November 2014

«Mit Kunst erreicht man jeden Menschen»

Kunsttherapie ist eine relativ junge Disziplin. Über künstlerische Medien finden Patienten einen Weg, sich auszudrücken. Das kann das Selbstvertrauen stärken und die Heilung fördern. Als Drama und Sprachtherapeut behandelt Dietrich von Bonin unter anderem Schlafstörungen, Traumata oder Magenprobleme.

Kunsttherapie

Dietrich von Bonin bei einer Dialog- und Führungsübung. Die Stäbe werden locker gehalten, sollen aber nicht zu Boden fallen. Dabei achten beide auch auf die Atmung.
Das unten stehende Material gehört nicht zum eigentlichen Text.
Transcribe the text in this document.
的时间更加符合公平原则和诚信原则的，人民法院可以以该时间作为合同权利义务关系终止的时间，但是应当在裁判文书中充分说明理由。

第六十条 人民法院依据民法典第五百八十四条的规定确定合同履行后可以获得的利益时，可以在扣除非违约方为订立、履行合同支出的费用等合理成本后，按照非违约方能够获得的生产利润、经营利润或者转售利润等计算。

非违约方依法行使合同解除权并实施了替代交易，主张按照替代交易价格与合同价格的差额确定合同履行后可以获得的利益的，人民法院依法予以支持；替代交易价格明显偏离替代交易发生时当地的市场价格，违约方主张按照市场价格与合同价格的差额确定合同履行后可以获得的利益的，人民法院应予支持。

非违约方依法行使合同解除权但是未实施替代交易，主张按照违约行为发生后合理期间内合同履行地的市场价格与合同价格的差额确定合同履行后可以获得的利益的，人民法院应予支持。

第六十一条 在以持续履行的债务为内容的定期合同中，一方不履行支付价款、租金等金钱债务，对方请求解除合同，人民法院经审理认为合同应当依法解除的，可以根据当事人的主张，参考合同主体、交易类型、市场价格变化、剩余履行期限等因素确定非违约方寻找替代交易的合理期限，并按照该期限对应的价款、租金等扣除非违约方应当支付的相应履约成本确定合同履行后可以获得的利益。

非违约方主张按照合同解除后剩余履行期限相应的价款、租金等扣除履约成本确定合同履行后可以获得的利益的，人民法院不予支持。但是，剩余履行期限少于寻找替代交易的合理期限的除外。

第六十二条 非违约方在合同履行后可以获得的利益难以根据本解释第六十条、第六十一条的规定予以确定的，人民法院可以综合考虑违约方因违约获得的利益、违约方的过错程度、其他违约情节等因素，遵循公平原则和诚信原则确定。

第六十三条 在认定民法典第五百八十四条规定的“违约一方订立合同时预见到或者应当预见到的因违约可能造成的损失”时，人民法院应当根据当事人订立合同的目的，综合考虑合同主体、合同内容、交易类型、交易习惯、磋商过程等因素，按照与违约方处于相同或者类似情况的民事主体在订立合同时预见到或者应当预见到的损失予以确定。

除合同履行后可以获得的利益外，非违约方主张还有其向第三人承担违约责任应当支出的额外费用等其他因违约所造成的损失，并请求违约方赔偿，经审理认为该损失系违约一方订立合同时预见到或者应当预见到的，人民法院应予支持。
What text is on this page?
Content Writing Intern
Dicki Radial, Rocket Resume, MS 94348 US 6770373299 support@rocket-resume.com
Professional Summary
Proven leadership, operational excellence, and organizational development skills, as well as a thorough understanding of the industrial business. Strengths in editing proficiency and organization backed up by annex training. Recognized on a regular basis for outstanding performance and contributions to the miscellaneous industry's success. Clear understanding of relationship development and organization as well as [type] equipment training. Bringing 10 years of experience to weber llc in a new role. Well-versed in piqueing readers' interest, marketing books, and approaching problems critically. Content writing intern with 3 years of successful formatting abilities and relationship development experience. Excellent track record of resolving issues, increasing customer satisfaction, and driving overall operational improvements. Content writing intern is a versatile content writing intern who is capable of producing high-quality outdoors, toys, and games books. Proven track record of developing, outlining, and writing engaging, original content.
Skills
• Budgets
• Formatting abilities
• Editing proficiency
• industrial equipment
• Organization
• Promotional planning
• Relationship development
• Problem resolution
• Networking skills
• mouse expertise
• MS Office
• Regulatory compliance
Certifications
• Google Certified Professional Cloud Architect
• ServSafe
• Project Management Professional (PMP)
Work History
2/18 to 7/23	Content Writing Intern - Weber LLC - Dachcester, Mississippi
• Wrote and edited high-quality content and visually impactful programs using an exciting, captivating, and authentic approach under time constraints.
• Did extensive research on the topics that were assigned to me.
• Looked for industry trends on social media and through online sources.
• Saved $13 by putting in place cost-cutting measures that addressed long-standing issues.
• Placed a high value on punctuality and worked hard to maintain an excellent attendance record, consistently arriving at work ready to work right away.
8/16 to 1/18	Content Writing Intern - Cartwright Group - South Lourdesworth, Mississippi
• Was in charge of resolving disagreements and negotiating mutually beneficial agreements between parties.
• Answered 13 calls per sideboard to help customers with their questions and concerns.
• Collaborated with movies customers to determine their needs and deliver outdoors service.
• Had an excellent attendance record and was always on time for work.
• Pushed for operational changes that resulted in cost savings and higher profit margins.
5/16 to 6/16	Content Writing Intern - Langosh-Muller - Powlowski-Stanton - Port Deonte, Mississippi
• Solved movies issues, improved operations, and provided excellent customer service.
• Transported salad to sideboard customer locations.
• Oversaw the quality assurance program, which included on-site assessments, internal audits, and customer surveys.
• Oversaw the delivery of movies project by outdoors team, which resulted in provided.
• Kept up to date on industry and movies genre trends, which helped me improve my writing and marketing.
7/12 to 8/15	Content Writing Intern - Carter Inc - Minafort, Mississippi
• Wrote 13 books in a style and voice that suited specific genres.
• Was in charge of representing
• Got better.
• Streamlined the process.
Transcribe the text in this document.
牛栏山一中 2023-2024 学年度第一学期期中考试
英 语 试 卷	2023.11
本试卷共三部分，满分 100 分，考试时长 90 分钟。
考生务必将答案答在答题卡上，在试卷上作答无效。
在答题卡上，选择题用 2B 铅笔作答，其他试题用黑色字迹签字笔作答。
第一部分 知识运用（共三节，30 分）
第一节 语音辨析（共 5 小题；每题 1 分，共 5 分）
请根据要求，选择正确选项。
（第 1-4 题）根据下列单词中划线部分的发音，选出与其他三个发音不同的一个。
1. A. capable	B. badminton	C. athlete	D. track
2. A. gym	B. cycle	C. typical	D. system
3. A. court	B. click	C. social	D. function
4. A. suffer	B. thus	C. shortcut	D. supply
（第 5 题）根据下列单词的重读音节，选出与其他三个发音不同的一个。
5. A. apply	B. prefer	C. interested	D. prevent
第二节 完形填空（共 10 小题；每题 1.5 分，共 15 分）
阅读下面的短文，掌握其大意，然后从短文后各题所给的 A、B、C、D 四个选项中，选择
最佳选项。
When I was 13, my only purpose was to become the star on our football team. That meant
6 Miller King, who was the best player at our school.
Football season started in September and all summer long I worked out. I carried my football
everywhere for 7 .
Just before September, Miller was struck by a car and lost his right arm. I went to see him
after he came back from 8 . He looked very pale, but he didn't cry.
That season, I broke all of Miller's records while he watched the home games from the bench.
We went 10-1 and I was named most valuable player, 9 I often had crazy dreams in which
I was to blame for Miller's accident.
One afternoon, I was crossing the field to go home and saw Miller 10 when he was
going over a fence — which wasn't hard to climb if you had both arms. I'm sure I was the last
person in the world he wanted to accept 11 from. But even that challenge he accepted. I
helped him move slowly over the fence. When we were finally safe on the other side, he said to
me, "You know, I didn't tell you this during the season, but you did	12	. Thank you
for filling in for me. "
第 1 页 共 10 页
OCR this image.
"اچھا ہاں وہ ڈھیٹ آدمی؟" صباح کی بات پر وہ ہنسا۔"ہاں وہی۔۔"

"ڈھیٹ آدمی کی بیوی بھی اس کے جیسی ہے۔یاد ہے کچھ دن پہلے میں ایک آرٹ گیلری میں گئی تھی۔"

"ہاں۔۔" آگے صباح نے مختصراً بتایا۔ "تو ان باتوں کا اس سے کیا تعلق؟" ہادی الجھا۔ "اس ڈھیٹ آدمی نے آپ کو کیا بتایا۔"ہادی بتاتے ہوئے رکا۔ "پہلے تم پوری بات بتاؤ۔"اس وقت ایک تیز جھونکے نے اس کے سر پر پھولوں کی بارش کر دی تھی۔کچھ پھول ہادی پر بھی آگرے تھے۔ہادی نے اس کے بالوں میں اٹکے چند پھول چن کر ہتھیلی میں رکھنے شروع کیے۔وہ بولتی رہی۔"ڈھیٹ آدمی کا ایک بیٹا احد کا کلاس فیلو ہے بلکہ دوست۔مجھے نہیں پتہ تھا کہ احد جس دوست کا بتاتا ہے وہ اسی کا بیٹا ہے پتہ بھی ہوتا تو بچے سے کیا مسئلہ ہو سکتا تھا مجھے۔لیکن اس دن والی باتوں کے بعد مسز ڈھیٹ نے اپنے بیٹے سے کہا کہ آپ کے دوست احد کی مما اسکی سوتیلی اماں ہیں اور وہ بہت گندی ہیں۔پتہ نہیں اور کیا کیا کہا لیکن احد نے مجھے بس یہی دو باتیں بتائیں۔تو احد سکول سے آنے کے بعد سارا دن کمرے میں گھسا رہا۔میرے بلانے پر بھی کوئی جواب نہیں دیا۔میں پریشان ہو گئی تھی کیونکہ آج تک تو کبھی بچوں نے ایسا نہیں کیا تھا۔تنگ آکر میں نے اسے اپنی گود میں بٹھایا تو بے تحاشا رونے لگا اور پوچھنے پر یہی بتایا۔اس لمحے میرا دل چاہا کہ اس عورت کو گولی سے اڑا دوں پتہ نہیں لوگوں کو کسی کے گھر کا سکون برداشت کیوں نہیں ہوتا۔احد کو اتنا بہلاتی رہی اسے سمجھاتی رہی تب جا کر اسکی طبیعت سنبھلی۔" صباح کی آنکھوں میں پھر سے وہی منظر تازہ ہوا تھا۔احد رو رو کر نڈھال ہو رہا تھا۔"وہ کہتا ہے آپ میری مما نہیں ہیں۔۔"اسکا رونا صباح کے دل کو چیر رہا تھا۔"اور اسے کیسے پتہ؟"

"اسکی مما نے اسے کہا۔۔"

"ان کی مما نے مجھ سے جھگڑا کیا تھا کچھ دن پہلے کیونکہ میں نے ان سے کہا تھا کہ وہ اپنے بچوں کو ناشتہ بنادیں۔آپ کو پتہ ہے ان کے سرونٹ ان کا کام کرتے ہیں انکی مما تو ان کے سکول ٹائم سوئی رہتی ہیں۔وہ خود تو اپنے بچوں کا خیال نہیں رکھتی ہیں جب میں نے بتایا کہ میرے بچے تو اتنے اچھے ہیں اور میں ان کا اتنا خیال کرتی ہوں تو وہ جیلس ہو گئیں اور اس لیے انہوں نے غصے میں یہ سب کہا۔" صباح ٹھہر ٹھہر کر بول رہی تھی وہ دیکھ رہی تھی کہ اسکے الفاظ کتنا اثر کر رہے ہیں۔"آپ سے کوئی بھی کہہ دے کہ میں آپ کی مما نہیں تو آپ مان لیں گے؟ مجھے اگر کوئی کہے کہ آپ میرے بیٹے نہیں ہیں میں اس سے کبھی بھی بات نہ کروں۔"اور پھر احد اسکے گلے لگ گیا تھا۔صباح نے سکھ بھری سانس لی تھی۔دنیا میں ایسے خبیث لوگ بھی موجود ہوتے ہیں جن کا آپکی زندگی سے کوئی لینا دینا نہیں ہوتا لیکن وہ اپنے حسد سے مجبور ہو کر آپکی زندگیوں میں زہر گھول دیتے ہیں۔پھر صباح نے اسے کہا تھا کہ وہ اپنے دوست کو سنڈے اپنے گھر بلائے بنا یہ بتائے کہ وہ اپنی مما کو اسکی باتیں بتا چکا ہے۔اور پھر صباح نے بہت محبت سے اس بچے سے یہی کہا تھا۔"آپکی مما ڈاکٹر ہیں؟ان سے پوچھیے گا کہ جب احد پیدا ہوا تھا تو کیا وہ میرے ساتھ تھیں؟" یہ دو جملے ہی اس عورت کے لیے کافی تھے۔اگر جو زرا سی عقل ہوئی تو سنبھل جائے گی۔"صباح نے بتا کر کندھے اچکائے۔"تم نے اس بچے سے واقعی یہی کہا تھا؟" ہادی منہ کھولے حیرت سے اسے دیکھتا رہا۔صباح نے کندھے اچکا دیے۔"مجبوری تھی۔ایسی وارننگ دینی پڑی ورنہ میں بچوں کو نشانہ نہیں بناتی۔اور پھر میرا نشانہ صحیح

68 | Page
Die Wände sind in hellem Rosa gestrichen, die Vorhänge sind türkis, der Holzboden ist frisch geölt. In der Ecke steht ein Pult, ein Sitzball dient als Stuhl – sonst ist das Zimmer von Dietrich von Bonin leer. «Ich brauche Raum für meine Klienten», sagt er. Sind seine Patienten bei ihm, stehen sie oder sind in Bewegung. Als Kunsttherapeut arbeitet von Bonin in einer Gemeinschaftspraxis in Bern. Er behandelt Patienten mit Schlaf- und Angststörungen, Burn-out oder Magenproblemen. Oder er hilft, Traumata zu bewältigen. So begleitet er etwa Menschen, die erfahren haben, dass sie an Krebs erkrankt sind. «Mit Kunst erreicht man jeden Menschen.»

Die Kunsttherapie hat sich sowohl in Kliniken wie auch in Privatpraxen etabliert. Zu dieser Therapie gehören Bewegungs- und Tanz-, Drama- und Sprach-, Gestaltungs- und Mal- sowie die Musiktherapie – und die intermediale Therapie, die alle Ausdrucksmittel verwendet. Dietrich von Bonin arbeitet als Drama- und Sprachtherapeut. «Eine Spezialität innerhalb der Kunsttherapie», sagt der dynamische 56-Jährige. Er hat eine Ausbildung zum Schauspieler absolviert, bevor er sich zum Kunsttherapeuten weiterbildete. Es sei die Faszination gewesen, Kunst mit Wissenschaft zu verbinden, die ihn schliesslich zu seinem heutigen Beruf gebracht habe. Dietrich von Bonin forscht seit 15 Jahren zu den Wirkungen der Kunsttherapie an der Universität Bern und ist Leiter der Prüfung zum eidgenössischen Diplom als Kunsttherapeut für alle Fachrichtungen.

In der Therapie konzentriert sich Dietrich von Bonin auf die Atmung, die Stimme, die Gestik und die Sprache seines Klienten – oft arbeitet er mit Gedichten, wie etwa seinem Lieblingsgedicht «Unendlich» von Rose Ausländer, «oder einfach mit Konsonanten – wie beispielsweise K-L-S-F-M». Zu Beginn spreche er mit dem Patienten nur einen Laut, dann zwei und baue dann die ganze Reihe auf. So lernten Patienten, ihren Atem bewusst einzusetzen.

Einer Sachbearbeiterin etwa, die an Herzrhythmusstörungen litt, haben rhythmisch gesprochene Verse geholfen, weil sich die neu erlernte Atemtechnik positiv auf ihre Herzprobleme ausgewirkt habe. Kunsttherapeuten geht es darum, dass die Patienten lernen, Verantwortung für sich selbst zu übernehmen, und nicht weiter das Gefühl haben, dem Schicksal ausgeliefert zu sein. «Eine solche Erkenntnis wirkt sich auf den Verlauf einer Krankheit aus», sagt von Bonin. Dies bestätigt ein ehemaliger Klient, der an schweren Lungenproblemen litt. «Die täglichen Übungen mit der Sprache wurden mir zum Bedürfnis», erinnert er sich. Damit bekam er seine Atemnot und die damit verbundene Hyperventilation in den Griff.